Thursday, NPR’s “Talk of the Nation” ran a segment called “Is Victory in Iraq Still Possible?” Host Neal Conan was joined by retired Gen. John “Jack” Keane, former Army vice chief of staff, and Larry Diamond, an author and former senior advisor to the Coalition Provisional Authority in Baghdad.

Gen. Keane has been cited in a number of articles, and in testimony before Congress as saying the Iraqi people were passive after 35 years of oppression (the violence, paradoxically, doesn’t seem particularly passive). Diamond — who opposed the war but worked in the occupation government — wrote in his book Squandered Victory that the lesson of Iraq is not “‘don’t do it’ but ‘don’t do it alone’ and ‘don’t do it with an imperial approach'”. In essence, both of the interviewees — while not necessarily advocates of the war in Iraq — were participants in the execution of the war and occupation.

Which leaves me to wonder why — given all that has transpired in this war which has lasted almost as long as the US involvement in World War II — nobody from the ranks of the people who advocated against going to war in Iraq in the first place ever seems to be asked to join these panels. Shouldn’t the opinion of people who were right from the outset — predicting that there were no WMDs, no connection to al-Qaeda, that deposing Saddam Hussein would lead to a civil war, that an American occupation would not be welcomed with open arms, etc. — be more valuable than the constant re-estimations of the people who’ve been wrong about everything since before the invasion?

More particularly, as we ramp up for future military operations (both Democrats and Republicans have called in the past for more troops to be sent to Iraq, but we’ll probably need them for Iran next month) it’s time for the networks to cast beyond their stable of military warhorses for commentary on strategy and tactics.

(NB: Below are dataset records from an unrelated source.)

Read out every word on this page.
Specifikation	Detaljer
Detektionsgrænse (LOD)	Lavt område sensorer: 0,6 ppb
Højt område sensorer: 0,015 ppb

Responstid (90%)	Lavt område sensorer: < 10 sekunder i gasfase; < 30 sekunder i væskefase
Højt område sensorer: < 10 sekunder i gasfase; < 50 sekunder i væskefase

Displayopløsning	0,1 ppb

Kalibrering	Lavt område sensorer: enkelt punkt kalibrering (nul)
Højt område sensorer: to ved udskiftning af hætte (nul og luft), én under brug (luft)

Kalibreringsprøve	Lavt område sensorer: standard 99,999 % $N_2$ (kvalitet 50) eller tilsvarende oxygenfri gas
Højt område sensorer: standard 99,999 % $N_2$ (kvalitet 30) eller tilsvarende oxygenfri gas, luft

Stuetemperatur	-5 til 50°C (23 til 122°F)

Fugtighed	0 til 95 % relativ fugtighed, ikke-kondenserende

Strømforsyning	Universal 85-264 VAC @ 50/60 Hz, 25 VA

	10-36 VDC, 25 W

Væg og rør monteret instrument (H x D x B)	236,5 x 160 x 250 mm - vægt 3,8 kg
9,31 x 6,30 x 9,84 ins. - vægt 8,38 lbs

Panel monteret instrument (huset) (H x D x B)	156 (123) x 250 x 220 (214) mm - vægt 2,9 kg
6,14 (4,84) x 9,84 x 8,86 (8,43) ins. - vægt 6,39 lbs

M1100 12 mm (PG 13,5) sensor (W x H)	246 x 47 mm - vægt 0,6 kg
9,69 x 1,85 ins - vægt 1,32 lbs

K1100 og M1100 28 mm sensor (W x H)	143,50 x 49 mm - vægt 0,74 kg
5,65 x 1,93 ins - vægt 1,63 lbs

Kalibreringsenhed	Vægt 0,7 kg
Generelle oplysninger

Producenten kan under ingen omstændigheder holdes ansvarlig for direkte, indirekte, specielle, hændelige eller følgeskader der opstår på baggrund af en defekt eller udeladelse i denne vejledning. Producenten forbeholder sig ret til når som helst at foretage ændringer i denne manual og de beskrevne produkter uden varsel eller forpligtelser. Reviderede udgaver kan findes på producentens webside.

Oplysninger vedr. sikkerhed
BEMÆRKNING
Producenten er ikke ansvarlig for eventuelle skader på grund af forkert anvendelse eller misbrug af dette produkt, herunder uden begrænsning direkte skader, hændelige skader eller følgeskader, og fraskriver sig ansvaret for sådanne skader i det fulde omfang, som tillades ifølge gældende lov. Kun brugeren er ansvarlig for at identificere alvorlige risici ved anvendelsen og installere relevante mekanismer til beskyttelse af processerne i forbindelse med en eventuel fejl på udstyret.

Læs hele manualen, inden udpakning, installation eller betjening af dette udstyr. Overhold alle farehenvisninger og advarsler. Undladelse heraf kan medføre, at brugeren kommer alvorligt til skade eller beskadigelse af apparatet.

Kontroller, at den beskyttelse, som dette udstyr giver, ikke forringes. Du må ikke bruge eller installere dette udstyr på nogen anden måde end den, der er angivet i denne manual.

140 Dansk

The networks need to get people involved in the conversation who aren’t ex-military. Retired generals may know how to run a military machine, but that doesn’t make them astute political observers, historians, or even knowledgeable about military strategy. Sure, they may know about strategy but it doesn’t mean they were good at it themselves.

More importantly, American generals are about the most unlikely people to unsparingly criticize current US foreign policy or military operations. We’ve seen over the past five years (including the failure of both in Afghanistan as well as Iraq) where a lack of critical discussion of the reasons for going to war and how the war is conducted can get us. It’s as if you’d decided to convene a panel to select the greatest films of all time and filled it with nothing but STAR WARS fans. It’s going to skew the results.

So please, great gods of cable news, get some people who’ve studied politics and conflict in region on your speed dials before the next military action. If you’ve got to use military guys, get some foreign generals who aren’t going to be beholden to their former colleagues running the show or who will feel unpatriotic if they make a criticism. Because sometimes we need a little truth for clarity.